Время одно может решить эти вопросы, и я не берусь раскрывать их перед читателем. Знаю только, что в настоящие минуты они не приходили в хорошенькую голову Марион: безотчетно и сладко предавалась она розовым мечтам, и вызвало ее из них не строгое раздумье, а голос Ивана Кузьмича.

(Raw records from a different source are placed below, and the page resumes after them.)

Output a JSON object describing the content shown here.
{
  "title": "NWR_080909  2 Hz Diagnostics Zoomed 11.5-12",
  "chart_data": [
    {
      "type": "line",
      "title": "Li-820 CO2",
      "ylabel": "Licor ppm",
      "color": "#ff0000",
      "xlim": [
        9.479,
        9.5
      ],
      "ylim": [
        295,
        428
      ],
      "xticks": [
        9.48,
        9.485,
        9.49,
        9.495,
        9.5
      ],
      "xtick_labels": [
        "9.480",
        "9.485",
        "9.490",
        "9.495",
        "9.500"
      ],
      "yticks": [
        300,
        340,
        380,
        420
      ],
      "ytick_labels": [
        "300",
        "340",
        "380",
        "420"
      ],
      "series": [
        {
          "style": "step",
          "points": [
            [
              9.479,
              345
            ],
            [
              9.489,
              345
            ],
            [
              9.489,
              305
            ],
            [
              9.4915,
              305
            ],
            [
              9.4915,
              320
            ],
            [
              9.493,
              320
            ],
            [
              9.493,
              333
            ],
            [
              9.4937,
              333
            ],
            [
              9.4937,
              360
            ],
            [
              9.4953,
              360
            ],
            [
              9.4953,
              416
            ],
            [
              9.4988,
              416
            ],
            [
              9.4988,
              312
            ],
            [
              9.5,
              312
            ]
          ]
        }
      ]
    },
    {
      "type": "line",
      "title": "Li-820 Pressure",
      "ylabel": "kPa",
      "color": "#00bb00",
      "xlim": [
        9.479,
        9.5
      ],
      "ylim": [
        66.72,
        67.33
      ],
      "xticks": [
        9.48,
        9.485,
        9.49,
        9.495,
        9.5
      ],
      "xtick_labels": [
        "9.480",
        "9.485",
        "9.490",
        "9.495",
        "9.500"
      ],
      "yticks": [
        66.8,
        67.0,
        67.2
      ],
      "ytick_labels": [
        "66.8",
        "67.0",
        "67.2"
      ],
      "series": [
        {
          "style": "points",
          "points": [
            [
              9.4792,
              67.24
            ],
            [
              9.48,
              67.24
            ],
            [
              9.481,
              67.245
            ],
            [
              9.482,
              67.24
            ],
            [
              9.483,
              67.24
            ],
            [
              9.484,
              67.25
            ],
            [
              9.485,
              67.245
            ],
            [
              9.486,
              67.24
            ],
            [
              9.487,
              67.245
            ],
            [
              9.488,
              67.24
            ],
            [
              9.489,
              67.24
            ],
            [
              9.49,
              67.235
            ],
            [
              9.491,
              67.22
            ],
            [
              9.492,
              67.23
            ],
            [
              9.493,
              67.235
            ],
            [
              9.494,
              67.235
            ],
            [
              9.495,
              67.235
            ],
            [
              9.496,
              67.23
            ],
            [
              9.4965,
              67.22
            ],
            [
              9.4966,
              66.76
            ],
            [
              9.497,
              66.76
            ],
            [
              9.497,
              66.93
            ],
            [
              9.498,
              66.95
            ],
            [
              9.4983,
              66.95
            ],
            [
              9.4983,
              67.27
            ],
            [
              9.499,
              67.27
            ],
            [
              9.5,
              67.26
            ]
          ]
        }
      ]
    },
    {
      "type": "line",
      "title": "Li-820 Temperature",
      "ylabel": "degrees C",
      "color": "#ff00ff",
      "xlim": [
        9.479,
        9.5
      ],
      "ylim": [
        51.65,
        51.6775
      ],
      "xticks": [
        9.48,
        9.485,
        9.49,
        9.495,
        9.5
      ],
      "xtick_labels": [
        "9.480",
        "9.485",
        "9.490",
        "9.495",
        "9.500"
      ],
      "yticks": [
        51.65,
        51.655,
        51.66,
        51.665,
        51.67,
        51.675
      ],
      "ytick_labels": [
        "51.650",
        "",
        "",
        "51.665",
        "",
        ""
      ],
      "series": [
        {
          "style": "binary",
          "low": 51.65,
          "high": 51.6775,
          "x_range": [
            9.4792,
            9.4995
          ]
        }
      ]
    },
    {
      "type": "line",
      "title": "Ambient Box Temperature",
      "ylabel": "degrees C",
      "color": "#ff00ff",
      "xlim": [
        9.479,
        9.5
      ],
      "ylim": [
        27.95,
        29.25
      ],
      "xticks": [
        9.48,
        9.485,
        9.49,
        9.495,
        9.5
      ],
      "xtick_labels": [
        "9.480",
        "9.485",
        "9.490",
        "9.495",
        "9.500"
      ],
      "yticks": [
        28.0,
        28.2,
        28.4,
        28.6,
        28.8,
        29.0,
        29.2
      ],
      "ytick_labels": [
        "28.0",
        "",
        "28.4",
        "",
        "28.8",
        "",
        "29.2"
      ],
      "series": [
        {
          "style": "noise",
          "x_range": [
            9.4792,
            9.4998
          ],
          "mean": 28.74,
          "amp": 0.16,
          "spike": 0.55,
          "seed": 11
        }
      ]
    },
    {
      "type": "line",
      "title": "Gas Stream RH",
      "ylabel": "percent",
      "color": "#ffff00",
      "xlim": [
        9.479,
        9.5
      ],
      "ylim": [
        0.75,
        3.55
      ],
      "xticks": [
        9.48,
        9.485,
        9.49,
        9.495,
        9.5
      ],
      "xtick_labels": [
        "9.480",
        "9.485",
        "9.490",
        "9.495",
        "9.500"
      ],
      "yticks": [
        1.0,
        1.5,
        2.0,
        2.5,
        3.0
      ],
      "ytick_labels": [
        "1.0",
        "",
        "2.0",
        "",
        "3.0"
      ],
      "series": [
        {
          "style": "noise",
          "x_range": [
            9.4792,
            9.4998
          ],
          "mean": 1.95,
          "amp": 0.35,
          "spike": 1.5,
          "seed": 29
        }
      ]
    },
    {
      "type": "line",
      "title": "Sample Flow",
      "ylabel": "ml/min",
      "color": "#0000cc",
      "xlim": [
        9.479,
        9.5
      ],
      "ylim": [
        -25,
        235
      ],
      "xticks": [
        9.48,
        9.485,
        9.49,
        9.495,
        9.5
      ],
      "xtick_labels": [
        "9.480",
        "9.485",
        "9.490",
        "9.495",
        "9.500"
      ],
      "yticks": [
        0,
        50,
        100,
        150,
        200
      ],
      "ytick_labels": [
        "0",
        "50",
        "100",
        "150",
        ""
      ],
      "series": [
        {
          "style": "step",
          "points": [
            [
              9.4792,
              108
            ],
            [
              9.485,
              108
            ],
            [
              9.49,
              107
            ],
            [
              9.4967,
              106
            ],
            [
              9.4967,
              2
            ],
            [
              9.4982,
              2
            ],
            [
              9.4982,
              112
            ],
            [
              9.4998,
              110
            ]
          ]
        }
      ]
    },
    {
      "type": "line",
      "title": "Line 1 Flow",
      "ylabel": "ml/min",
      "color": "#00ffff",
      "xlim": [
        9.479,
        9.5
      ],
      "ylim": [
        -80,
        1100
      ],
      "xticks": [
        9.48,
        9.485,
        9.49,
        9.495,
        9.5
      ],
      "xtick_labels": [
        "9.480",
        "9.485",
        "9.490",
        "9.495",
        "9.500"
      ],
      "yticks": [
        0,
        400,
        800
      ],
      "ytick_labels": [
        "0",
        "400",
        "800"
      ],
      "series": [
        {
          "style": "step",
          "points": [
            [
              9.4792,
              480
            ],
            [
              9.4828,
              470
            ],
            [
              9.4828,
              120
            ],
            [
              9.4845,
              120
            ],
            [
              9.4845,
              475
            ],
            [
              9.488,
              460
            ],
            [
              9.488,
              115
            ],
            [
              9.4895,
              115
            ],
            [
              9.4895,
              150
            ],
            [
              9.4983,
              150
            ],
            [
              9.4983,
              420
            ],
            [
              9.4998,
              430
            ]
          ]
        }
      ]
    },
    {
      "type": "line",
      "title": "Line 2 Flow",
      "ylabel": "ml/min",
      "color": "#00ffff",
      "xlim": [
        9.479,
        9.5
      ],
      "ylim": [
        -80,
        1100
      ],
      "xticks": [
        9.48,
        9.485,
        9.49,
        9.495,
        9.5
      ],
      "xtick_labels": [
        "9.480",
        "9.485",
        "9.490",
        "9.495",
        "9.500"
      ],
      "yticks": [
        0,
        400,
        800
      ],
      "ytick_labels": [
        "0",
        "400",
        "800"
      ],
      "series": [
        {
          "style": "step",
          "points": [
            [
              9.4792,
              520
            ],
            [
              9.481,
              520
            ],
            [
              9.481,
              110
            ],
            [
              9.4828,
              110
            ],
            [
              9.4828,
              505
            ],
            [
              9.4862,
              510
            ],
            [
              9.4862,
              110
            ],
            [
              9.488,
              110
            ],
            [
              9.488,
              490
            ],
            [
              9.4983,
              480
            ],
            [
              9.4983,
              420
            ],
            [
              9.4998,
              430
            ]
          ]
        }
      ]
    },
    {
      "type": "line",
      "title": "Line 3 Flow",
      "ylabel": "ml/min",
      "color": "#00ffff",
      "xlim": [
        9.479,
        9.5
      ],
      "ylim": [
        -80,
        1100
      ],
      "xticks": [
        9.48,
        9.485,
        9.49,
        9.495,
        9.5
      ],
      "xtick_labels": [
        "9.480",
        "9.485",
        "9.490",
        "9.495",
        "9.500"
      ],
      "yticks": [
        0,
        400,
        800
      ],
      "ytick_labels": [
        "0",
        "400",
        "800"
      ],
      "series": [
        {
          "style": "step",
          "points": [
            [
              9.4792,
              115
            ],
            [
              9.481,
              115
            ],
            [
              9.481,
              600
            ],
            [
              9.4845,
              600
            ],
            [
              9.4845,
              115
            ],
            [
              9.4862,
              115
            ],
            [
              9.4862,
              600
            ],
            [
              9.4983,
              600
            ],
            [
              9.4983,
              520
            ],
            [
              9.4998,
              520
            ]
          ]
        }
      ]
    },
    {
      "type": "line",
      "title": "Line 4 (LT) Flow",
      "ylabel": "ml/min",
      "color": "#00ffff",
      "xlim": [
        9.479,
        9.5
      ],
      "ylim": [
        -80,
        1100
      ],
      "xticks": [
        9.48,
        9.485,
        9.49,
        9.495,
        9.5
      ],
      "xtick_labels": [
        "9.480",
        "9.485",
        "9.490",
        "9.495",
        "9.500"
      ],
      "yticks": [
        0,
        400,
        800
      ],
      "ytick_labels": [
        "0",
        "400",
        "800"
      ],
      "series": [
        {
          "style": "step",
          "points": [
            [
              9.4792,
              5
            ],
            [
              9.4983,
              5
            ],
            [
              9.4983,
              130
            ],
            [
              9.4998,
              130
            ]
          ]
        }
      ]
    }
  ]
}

— Машенька! Машенька! — кричал он из залы. — Слышала ты, Иванов-то на следствие едет? Да добро бы посылали, а то сам вызвался — просто-таки сам. А? Как это тебе покажется? Да его, в самом деле, какая-то муха укусила; или, лучше сказать, у него просто какая-то муха в носу сидит и не дает ему покоя... да! Матушка! — сказал он, взглянув на Марион и всплеснув руками. — Что ты это делаешь со мной: четыре часа, а ты еще не одета! Разве ты забыла, что у Анны Семеновны маленький сынок, Шушу именинник! А ты, чай, и поздравлять не посылала? Хорошо, что я сам заехал. Ты знаешь, что Шушунчик ее любимец! Она нас звала обедать, и всего-то будут мы, Григорий Григорьич с женой, да самые короткие. И пожалуй, еще Григорья-то Григорьича мы, по твоей милости, ждать заставим...
— Иду, иду! — сказала Марион, нехотя вставая.
XI
Федор Федорыч поутру в этот день узнал о скором отъезде Иванова, и ему стало грустно и досадно. Человек бездействующий, и бездействующий сознательно, он умел сделать себе занимательным свое безжизненное существование: он жил чужой жизнью. Все новое и замечательное в моральном мире сильно привлекало его внимание; он жадно слушал каждый звук жизни, он наблюдал и анализировал каждое ее проявление, и во всем он был только посторонний зритель. Одаренный от природы умом проницательным и ясным, он развил его еще более привычкой постоянной мысли, и мысль в нем росла насчет деятельности и, поддержанная физической ленью, поглотила всю его практическую жизнь. Бог знает, для кого и для чего копил он огромный запас наблюдательности, не думая его никому передавать, еще менее думая самому сделать из него применение. Наблюдательность сделалась его страстью. Его интересовал всякий оригинальный характер, всякая прямая или уродливая натура. Отличив кого-нибудь из знакомых какой-либо стороной ума или характера, выходящего из обыкновенного уровня, он следил за ним, как натуралист за неизвестным ему животным или насекомым, и наблюдал до тех пор, пока не разгадывал его. Чем богаче и разнообразнее была встретившаяся ему натура, тем сильнее влекла она его к себе, тем с большей любовью он к ней привязывался. Но, раз поняв совершенно человека, он оставлял его как прочитанную книгу. Он и книги читал как-то особенно: если в них попадался ему какой-нибудь характер, то, разобрав и поняв его таким, как хотел его изобразить автор, он видел в нем лицо живое, уже близко ему знакомое. Тогда он следил за ним во всех выведенных на сцену положениях и часто вдруг останавливался и говорил: «Не может быть, чтобы такой-то сделал или сказал это: он должен был вот что сделать", и затем он умственно переделывал сцену; но если замечал дальнейшее отклонение автора, то говорил: «Э, приятель, не туда пошел!" — и затем бросал книгу, как бы интересна ни была она.